As businesses feel the pinch from high interest rates and weak consumption, more workers are facing no pay, furlough or reduced hours. As a result, consumers are having trouble repaying their loans, raising fears of a financial sector collapse.
A Russian official told the Financial Times: ‘A banking crisis is possible’ postal December, who requested anonymity. “A non-payment crisis is a possibility. I don’t want to think about the war continuing or escalating.”
Meanwhile, Western officials have sought to dispel the notion that Russia is winning. In fact, in recent weeks, Ukraine has even taken advantage of the Russian military being cut off from SpaceX’s Starlink internet service to launch a counterattack.
The Institute for War Research estimates that Ukraine has liberated at least 168.9 square kilometers of territory in the south of the country since January 1.
Kristina Harward, deputy director of the Russia team at the Institute for War Studies, said the Russian military currently has more casualties than it can recruit.

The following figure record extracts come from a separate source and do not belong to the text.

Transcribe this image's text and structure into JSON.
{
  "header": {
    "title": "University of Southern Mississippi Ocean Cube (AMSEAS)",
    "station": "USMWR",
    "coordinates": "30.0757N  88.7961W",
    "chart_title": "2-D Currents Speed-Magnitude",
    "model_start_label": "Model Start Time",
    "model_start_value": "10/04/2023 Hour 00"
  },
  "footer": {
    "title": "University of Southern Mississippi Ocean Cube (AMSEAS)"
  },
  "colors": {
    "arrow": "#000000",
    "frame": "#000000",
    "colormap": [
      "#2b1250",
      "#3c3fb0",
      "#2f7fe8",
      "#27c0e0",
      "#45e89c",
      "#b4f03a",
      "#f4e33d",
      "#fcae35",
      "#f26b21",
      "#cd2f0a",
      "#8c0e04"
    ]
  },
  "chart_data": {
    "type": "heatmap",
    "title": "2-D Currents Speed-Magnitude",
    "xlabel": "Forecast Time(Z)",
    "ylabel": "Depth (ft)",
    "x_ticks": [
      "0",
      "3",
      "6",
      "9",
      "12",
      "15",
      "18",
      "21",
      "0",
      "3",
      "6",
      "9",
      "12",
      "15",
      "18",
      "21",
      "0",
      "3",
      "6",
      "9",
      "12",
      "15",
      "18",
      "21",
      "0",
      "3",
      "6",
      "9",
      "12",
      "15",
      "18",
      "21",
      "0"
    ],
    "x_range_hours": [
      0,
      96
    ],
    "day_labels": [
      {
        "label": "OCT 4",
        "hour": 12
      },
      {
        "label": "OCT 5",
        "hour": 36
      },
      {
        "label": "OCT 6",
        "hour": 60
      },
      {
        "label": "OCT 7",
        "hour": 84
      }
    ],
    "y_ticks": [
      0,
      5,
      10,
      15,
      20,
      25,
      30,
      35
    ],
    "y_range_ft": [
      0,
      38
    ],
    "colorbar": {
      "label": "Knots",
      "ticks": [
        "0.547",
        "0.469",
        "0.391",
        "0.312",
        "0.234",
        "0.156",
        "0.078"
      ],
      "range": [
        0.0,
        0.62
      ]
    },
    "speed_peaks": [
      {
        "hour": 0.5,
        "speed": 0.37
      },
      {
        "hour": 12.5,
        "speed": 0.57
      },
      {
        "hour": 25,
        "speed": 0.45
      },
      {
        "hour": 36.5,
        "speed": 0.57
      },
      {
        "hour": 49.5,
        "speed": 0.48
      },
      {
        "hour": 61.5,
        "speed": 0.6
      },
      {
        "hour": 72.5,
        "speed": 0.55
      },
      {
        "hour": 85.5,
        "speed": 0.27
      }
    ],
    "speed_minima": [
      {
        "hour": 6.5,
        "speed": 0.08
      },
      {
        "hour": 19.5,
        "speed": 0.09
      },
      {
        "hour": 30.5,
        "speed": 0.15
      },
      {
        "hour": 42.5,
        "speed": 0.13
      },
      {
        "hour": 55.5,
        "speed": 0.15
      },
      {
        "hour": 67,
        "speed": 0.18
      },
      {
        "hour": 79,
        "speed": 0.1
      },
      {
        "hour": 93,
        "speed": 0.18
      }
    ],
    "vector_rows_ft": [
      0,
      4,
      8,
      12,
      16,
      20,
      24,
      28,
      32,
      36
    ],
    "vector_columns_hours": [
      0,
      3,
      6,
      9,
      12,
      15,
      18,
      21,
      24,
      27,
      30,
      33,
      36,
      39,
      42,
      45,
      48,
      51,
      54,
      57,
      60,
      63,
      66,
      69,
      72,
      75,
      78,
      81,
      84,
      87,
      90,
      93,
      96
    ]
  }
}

She is in ” new york post Putin may even need to start limited, rolling military call-ups to sustain his war, he said on Sunday, adding that his bluff in negotiations was actually a bluff.
“With draft rates falling, inflation rising, and his military’s ability to actually seize the territory he desires, it won’t be long before Putin has to force his people to suffer economic hardship and even death,” Harward said.